As because the ills that trouble of our lives stem from avidya (ignorance), all efforts of Buddhist doctrine are therefore directed to illumine that darkness, to carry us towards the highest summit of wisdom, unmoving, un-originated, uncontaminated. Verily he says, “Him I call indeed a Brâhmana who has traversed this miry road; the impassable world and its vanity, who has gone through, and reached the other shore, is thoughtful, guileless, free from doubts, free from attachment, and content” (No 414, Chapter XXVI).
The verses continue to enjoy such superlative popularity among people, both followers of the way and others, because they present axioms in a very plain language, easily accessible and relatable to all irrespective of “aristocracy of birth and intellect” (Coomaraswamy 1967, 249).
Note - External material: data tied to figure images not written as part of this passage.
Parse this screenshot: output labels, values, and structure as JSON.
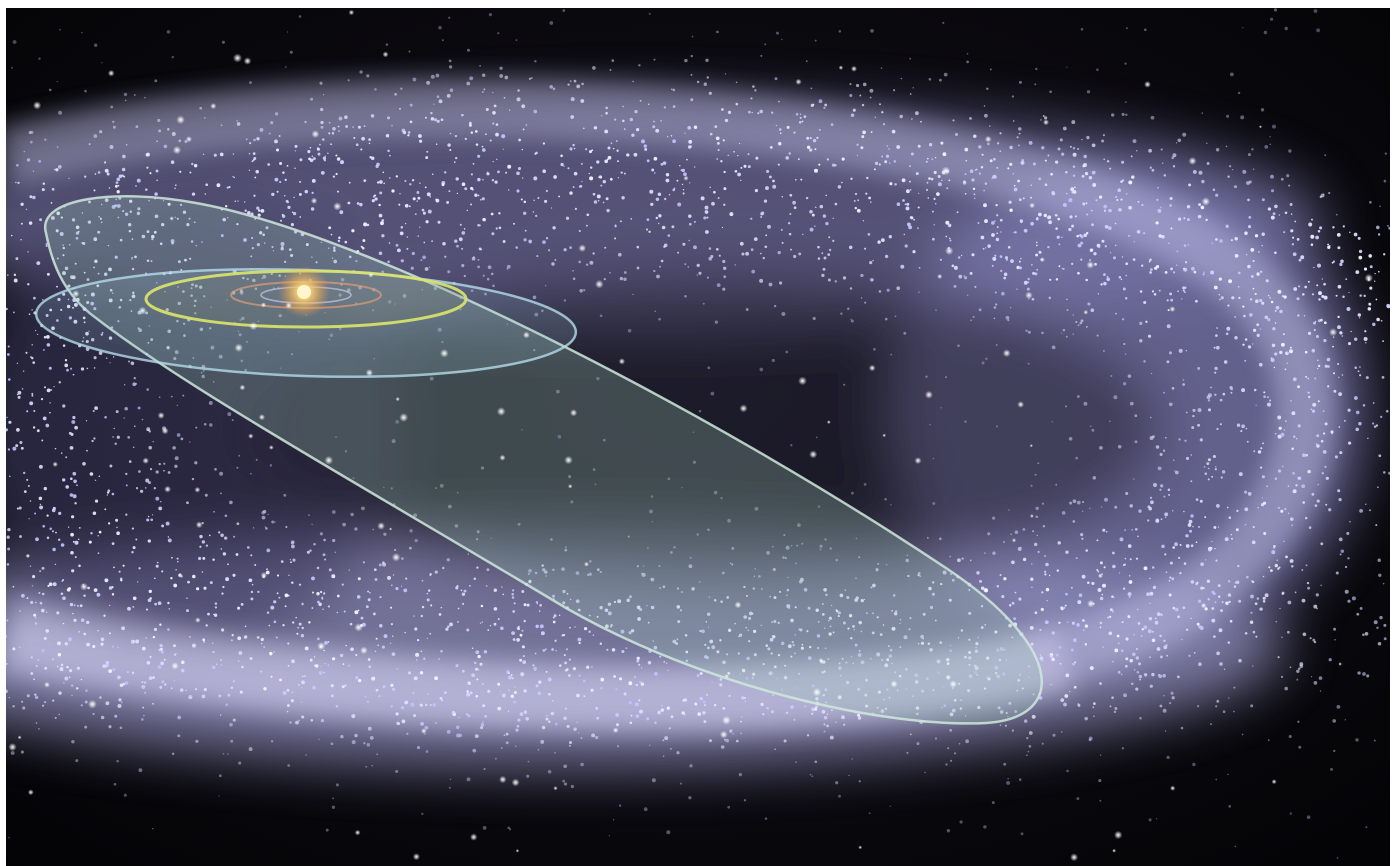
{
  "image": {
    "subject": "oort-cloud-illustration",
    "colors": {
      "space": "#060608",
      "cloud": "#c9c8f0",
      "cloud_edge": "#8f8fd0",
      "orbit_outer": "#b7d9c7",
      "orbit_kuiper": "#a9d5e6",
      "orbit_inner": "#d6e36a",
      "sun": "#ffd36e"
    }
  }
}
In fact, to further ease the process of understanding, Buddhaghosa included a parable for nearly every verse, possibly uttered by Buddha, in his monumental work of Atthakatha.
The word 'Brahmana' in the preceding passage should not be confused with its homonymic counterpart, which denotes a caste. Its etymological meaning, ie a person who has realised Brahma, should be remembered to understand the whole of the last chapter of this book. The following verse from the same chapter should make it clear: “A man does not become a Brahmana by his platted hair, by his family or by birth; in whom there is truth and righteousness, he is blessed, he is a Brahmana” (No 393, Chapter XXVI).
Also, nirvana should not be considered equivalent to an ethical state just because the means to it are ethical, even if partly.The numerous exhortations of Gautama Buddha in Dhammapada if not properly considered may lead to this erroneous conclusion. In one of the verses, he succinctly reveals the nature of this unfettered bliss, “Him I call indeed a Brahmana who in this world is above good and evil, above the bondage of both, free from grief, from sin, and from impurity” (No 412, Chapter XXVI).

TRANSLATIONS

There is a general disagreement as to when it was reduced to a written format in Pali language. It can, however, be dated back to at least the 1st century BCE. While writing his commentary on Dhammapada, Buddhaghosa (a Buddhist scholar from 5th century CE) asserted that the Pali text before him was consolidated in the First Council itself held after Parinirvana of Buddha.His commentary known as Atthakatha (Sanskrit: Arthakatha) was written in Anuradhapura, Sri Lanka. While any debate in assigning a date to this manuscript may hold archaeological interest, the teachings of this sacred collection of verses are definitely independent of both time and creed.
Illustrated Buddhist Manuscript Cover

Illustrated Buddhist Manuscript Cover

Translations of this book in various Asian languages are in existence from at least early 3rd century CE when it was translated to Chinese as Shamana (Sanskrit: Shramana ) by Wei Chi Lan and other Buddhist ascetics. Many such extant copies in vernacular languages abound in South, South-east Asian countries, not to mention Tibet.
First Latin translation by Dr Fausböll appeared in 1855, subsequent to which other prominent editions were published by DJ Gogerly, Max Müller etc. While it is nevertheless difficult to convey exactly the beauty and affection of the original stanzas in translation, all such initiatives have only contributed to make Dhammapada widely available among curious readers and scholars alike. In conclusion, nothing could be more apt than recalling the words of Gautama Buddha to his disciple Ananda, “… be ye lamps unto yourselves. Be ye a refuge to yourselves. Betake yourselves to no external refuge. Hold fast to the truth as a lamp. Hold fast as a refuge to the truth. Look not for refuge beside yourselves…” (Rhys Davids, Vol II, 108).